In calmer times, I like to think, a senior, mainstream politician’s ostensible expression of concern for the security of the UK’s Jewish population which at its core contained the antisemitic assumption that all Jews are rich, would have been exposed for its hypocrisy.
But such times are a receding memory. General alarm and media concurrence, rather than reasoned scepticism, met Tory Party chairman James Cleverly’s comment in a Sunday Telegraph interview that Jewish ‘individuals and groups, including entrepreneurs and other business figures’ – people he had known ‘much of my life’ – were planning to leave the country if Labour won the forthcoming General Election. The paper’s front page editors didn’t hesitate before turning the people Cleverly knows into an unlimited number in their banner headline: ‘Jews will leave if Corbyn wins’ – a statement that, given the paper’s leading role in fanning the flames of a nasty English nationalism, could easily be read as assuming that those clever rootless cosmopolitans, interested only in turning a profit for themselves, can shift their assets and homes around the globe at will.
The paper’s front page editors didn’t hesitate before turning the people Cleverly knows into an unlimited number in their banner headline: ‘Jews will leave if Corbyn wins’.

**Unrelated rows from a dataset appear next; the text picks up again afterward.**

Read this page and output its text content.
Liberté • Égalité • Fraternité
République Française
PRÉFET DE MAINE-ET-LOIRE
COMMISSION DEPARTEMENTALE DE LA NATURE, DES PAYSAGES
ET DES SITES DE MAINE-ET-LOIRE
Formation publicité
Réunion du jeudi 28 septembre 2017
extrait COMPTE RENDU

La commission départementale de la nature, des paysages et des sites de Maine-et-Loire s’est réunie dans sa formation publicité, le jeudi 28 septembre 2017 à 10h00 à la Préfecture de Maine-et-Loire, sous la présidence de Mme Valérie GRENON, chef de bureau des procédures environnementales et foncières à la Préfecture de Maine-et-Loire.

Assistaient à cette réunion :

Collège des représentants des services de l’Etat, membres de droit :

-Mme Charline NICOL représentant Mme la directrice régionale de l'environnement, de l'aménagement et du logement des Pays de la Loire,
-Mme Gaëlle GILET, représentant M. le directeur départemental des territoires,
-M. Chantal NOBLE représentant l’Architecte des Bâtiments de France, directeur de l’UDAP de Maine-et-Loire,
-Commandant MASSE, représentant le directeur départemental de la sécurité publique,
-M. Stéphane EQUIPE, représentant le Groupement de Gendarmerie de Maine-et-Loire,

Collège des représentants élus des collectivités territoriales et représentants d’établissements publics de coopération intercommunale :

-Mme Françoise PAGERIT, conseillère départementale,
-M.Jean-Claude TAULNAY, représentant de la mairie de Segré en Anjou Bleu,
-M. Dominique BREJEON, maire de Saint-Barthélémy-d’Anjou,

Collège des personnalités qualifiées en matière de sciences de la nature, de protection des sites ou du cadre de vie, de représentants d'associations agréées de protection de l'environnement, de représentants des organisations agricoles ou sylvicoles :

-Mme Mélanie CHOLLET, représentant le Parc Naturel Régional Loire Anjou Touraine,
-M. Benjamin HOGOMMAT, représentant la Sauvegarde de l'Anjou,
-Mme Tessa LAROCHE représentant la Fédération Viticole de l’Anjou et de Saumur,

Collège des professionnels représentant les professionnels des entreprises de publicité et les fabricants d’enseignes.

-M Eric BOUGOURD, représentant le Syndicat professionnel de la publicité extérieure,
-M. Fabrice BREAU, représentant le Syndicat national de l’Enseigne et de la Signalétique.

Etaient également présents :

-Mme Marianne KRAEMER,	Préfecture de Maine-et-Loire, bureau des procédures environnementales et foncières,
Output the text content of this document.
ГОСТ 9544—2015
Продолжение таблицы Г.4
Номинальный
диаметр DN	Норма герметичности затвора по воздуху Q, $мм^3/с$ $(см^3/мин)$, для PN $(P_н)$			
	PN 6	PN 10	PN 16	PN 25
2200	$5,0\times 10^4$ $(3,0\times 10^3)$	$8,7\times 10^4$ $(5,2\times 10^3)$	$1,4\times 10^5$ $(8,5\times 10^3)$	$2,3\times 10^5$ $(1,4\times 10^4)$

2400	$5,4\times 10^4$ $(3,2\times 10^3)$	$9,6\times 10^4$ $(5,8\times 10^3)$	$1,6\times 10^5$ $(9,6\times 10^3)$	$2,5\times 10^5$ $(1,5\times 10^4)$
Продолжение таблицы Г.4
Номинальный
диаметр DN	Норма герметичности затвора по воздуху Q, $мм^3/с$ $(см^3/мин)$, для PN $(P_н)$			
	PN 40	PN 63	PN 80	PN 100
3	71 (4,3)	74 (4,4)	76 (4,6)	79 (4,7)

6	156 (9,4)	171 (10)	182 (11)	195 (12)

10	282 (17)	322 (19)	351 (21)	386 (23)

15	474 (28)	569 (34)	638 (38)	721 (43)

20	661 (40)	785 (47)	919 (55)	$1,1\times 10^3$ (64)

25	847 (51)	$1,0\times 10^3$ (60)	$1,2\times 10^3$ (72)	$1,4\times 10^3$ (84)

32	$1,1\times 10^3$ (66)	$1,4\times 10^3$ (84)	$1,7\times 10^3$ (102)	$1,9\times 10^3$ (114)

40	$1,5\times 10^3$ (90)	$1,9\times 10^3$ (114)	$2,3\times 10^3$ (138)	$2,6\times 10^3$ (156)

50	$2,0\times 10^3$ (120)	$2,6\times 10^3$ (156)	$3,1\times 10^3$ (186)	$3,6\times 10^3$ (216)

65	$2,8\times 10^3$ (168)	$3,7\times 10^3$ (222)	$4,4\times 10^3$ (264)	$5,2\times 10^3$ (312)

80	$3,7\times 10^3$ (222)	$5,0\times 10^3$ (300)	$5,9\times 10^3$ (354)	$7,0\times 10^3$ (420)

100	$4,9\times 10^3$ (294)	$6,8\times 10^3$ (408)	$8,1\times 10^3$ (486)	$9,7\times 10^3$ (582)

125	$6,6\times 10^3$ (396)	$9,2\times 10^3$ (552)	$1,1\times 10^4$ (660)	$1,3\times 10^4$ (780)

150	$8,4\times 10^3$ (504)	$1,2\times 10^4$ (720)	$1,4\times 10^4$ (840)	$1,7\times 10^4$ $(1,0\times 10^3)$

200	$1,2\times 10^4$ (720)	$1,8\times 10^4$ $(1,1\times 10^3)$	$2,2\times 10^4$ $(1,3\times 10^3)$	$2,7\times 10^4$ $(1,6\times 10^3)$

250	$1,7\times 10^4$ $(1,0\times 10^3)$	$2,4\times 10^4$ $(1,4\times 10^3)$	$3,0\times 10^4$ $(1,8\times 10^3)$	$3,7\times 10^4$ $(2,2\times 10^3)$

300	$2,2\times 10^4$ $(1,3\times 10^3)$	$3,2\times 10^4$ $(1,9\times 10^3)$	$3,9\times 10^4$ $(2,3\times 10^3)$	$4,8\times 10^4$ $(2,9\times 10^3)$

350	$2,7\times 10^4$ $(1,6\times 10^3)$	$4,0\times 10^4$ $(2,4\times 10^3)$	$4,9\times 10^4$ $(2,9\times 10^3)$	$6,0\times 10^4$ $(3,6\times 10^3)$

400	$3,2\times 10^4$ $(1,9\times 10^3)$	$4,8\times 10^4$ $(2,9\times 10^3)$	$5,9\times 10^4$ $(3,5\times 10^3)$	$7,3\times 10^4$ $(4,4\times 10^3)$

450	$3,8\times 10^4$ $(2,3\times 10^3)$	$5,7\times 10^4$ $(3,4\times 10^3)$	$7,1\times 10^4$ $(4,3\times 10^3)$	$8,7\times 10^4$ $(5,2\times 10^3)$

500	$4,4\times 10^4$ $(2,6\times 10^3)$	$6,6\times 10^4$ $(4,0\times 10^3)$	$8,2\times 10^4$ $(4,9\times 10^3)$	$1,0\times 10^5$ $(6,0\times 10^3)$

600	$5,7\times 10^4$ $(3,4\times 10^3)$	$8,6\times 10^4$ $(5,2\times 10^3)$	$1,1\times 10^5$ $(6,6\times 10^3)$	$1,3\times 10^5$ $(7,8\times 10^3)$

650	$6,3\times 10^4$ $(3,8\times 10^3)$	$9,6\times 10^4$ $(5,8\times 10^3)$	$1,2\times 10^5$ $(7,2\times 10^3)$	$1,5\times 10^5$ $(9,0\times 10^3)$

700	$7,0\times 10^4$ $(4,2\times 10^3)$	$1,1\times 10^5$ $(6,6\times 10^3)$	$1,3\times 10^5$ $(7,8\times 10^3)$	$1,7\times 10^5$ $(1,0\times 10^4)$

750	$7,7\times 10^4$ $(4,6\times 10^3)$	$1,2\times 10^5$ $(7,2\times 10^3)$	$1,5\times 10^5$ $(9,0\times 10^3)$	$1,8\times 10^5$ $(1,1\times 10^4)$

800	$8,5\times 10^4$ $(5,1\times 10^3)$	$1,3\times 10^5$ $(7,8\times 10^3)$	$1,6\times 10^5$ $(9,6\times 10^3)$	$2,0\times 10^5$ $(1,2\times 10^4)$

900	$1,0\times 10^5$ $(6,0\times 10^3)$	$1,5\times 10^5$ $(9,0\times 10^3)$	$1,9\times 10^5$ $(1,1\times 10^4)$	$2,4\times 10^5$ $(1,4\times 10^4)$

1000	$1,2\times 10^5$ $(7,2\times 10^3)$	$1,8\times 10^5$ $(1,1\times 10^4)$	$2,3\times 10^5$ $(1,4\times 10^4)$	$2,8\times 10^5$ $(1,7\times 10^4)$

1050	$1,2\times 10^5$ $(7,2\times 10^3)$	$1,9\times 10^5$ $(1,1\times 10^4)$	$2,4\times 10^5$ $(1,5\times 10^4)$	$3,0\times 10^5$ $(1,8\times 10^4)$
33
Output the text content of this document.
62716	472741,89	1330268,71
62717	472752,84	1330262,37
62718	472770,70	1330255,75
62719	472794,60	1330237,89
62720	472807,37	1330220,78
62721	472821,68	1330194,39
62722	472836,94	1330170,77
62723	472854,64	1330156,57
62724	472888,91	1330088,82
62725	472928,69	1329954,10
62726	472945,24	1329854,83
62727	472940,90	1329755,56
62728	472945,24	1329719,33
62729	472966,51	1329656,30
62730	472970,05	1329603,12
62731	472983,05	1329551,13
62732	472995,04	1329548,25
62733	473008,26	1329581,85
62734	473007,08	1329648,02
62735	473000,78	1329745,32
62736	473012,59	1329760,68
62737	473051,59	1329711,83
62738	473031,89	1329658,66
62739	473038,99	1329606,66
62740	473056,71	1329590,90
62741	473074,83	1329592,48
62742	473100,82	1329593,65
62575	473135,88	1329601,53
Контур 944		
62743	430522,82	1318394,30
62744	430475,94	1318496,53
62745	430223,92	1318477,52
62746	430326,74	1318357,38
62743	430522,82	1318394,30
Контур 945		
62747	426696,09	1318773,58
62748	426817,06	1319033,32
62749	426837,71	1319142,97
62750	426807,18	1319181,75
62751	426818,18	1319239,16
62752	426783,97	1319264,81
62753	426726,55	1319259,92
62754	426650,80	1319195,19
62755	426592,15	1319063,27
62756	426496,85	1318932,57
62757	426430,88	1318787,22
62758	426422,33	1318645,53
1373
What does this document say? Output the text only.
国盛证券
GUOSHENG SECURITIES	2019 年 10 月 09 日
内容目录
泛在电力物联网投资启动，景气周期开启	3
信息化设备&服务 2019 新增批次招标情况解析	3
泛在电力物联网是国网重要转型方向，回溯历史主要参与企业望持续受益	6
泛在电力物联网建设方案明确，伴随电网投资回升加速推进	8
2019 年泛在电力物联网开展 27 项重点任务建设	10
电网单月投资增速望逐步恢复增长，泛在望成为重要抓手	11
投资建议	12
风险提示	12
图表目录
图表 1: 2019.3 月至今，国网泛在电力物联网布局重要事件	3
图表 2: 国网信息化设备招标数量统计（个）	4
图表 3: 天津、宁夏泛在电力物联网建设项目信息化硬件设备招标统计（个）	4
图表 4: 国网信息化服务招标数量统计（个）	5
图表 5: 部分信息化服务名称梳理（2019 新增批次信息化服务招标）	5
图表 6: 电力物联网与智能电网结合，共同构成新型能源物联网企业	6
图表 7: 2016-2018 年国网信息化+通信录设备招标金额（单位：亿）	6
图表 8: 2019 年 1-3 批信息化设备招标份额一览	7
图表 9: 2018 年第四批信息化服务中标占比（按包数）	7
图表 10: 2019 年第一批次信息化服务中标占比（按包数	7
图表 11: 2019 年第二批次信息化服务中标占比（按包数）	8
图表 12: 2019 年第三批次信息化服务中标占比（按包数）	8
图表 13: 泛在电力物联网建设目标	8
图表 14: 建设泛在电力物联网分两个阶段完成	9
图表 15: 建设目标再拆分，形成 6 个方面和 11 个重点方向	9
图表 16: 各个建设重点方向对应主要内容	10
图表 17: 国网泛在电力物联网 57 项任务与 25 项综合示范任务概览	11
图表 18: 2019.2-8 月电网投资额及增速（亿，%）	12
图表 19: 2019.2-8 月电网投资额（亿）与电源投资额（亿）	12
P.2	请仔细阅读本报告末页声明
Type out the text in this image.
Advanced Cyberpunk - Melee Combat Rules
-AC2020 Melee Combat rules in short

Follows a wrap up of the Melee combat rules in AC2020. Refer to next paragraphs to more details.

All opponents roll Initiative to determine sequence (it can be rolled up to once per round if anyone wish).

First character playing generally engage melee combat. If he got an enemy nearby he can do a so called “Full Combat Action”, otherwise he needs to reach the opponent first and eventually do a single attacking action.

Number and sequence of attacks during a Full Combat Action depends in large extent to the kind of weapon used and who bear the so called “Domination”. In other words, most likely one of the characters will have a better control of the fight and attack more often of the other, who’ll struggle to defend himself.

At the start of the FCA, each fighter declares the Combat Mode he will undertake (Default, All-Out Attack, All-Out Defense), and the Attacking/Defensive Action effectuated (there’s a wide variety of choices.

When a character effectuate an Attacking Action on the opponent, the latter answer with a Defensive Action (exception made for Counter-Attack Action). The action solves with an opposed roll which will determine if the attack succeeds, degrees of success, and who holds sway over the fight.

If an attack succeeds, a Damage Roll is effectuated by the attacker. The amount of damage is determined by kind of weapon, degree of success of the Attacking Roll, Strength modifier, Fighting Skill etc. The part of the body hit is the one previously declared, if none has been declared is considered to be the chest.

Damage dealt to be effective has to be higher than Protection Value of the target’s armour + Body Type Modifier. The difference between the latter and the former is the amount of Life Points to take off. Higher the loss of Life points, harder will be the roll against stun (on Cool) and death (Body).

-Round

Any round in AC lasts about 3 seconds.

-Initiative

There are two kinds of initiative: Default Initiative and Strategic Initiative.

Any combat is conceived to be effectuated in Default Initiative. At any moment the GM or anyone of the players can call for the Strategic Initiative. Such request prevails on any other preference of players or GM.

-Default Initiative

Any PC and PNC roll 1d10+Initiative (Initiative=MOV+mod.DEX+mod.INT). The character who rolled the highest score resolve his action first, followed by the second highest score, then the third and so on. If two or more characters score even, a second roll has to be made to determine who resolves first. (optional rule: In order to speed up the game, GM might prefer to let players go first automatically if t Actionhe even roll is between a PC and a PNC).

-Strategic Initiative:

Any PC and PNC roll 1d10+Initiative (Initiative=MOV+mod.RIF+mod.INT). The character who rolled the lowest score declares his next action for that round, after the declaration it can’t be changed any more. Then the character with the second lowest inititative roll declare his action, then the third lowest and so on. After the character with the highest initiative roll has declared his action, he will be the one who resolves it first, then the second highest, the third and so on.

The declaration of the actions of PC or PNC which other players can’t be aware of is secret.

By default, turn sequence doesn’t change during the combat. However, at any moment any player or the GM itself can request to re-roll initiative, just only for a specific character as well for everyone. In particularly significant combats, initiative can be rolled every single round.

Michael Gove then took to social media to urge Jeremy Corbyn and some of his high-profile supporters to condemn a tweet from a user claiming to be a member of Labour and Momentum, saying ‘we can't trust Jews’. Both organisations confirmed that the account ‘Joe Woods #JC4PM’ did not belong to any of their members. Mr Gove was attempting to ‘smear us through association’, Momentum said. It seems that cabinet ministers are licensed to say anything outrageously untrue to smear Jeremy Corbyn and Labour as anti-Semitic, and that Jews are just fodder for the Tory propaganda machine.